Eloise didn’t talk much on the mattress as both jumped between apps. The couple searched for something to say, any highlight worth mentioning in such unsavory times. Cliff considered bringing up Twin_Kitty_Cakes, whether his wife knew that their dear George followed such voluptuous curves. Best to do some more investigating first, he thought. There had to be a logical explanation to how she made those jumps and dashes almost effortlessly.

“You’re a stupid piece of shit, you know that?” Kitty shouted from the bedroom while Cliff typed at the kitchen table, ignoring the crumbs beneath his elbows.

“What is it? What did I do?” He’d felt nothing but sweat since relocating to The Keys.

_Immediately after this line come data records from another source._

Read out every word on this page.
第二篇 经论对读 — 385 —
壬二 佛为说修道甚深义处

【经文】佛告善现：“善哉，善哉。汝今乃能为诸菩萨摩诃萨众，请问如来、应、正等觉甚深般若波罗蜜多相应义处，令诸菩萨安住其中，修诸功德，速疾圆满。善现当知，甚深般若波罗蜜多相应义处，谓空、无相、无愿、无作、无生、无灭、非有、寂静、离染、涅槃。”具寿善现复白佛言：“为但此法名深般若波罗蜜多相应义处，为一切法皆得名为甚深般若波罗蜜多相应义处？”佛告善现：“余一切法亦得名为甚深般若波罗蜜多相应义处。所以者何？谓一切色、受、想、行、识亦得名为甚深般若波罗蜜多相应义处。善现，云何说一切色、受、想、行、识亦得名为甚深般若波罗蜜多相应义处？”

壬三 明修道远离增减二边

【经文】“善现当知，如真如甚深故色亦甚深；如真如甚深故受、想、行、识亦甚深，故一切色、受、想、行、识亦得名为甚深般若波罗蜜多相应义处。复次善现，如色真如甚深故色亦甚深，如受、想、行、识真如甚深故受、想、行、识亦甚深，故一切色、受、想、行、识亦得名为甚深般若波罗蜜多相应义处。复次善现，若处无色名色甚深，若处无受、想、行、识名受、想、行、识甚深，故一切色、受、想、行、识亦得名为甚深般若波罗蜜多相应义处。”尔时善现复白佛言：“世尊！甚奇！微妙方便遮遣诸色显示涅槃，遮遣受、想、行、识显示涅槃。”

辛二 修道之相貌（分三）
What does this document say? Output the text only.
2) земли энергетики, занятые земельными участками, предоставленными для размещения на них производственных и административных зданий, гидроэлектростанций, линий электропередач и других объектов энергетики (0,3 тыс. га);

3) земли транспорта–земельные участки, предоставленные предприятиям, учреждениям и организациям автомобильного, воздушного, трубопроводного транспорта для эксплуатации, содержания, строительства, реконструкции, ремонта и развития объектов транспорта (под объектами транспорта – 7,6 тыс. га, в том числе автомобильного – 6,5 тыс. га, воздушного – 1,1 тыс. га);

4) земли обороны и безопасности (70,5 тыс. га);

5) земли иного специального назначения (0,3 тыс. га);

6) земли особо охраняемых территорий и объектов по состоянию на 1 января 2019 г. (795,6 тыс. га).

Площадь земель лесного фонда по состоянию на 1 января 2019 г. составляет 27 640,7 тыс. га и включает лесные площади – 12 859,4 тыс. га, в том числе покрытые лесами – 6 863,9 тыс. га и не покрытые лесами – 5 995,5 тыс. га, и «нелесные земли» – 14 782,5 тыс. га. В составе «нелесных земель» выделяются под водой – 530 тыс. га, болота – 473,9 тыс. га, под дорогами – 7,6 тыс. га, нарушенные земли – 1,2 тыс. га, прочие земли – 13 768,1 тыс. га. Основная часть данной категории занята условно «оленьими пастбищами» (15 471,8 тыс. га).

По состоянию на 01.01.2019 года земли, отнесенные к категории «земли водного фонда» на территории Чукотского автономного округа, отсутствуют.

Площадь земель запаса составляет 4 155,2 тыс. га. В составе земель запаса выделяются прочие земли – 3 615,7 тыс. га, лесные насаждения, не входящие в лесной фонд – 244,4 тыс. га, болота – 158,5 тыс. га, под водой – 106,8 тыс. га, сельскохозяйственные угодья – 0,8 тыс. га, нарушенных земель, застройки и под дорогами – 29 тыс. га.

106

“Everything is so goddamn gross around here since you came. I just don’t feel like this is going to work out,” Kitty stepped out and stood in the middle of the living room; Cliff often completely aghast by how even life’s smallest foibles exhausted her.

“You asked me to come stay with you after the convention. You said it would be the start of something.” Three months he’d been there fielding IT tickets while Kitty lied around taking selfies and recording personal messages for contributing patrons. Cliff only had a vague inkling of how she spent the money; their current living arrangement considerably more claustrophobic than her streams led viewers to believe.

“I know what I said then, but things are different now, and I need my space back. I can’t keep catering to you and all of your things.”

“You haven’t even really taken the time to learn about my things,” Cliff replied. “Actually, I’m not sure if my things ever mattered to you.”

“Don’t say that,” Kitty shifted her hip and made a sad face.

“Jesus, you haven’t even met my kids,” Cliff closed his laptop screen and sighed. “Maybe it is time I mosey out of here.” He stood from the kitchen table and tried not to look at her.

“Well, that’s just typical, isn’t it?” Kitty growled. “Once things aren’t the perfect fantasy you expect, you’re just gone,” she collapsed onto the couch. “I don’t know why I ever thought this would work. I can’t stand being with men. They’re disgusting, and they all want the same thing from you.”

“You’re right,” Cliff stepped past her into the bedroom. He breathed deep and tried to control the beat of his heart as he began emptying the two dresser drawers she’d allotted him.

“So that’s just it, huh?” Kitty leapt up again and leaned furiously in the threshold, eyes fixated on him. “You’re not going to try?”

“If there’s one thing I’ve learned from my years it’s this: you can always respawn and try again, but only with the right game.” Cliff slung the duffle bag over his shoulder and walked with intention to her door.

“You suck anyway!” Kitty cawed. “You’re too goddamn old to rank high. I don’t know why I’ve been letting you bum around here for as long as you have. I haven’t learned anything from you that I didn’t already know.”

“Well then I just feel bad for you,” Cliff replied. “Because I’ve learned way too much.”

“Okay, bye,” Kitty annunciated before slamming her door a moment after he stepped onto the hot pavement.

It was a work day, which meant there were plenty more tickets and fixes. Cliff popped the trunk and arranged his few belongings in the back. Wiping liquid from his neck, he started the engine and put the air conditioner on max before slowly drifting out of the condominium parking lot. He drove past frazzled haunts towards an unsettled future, irresolute on who to call first back home. They’d all pretend to understand and offer translucent advice as Cliff resettled into a life left behind. He’d be grateful just to hear their voices, but would still occasionally retire to the bathroom and watch Kitty’s streams with the sound off, forever pondering why she never took the long way around the crocodiles.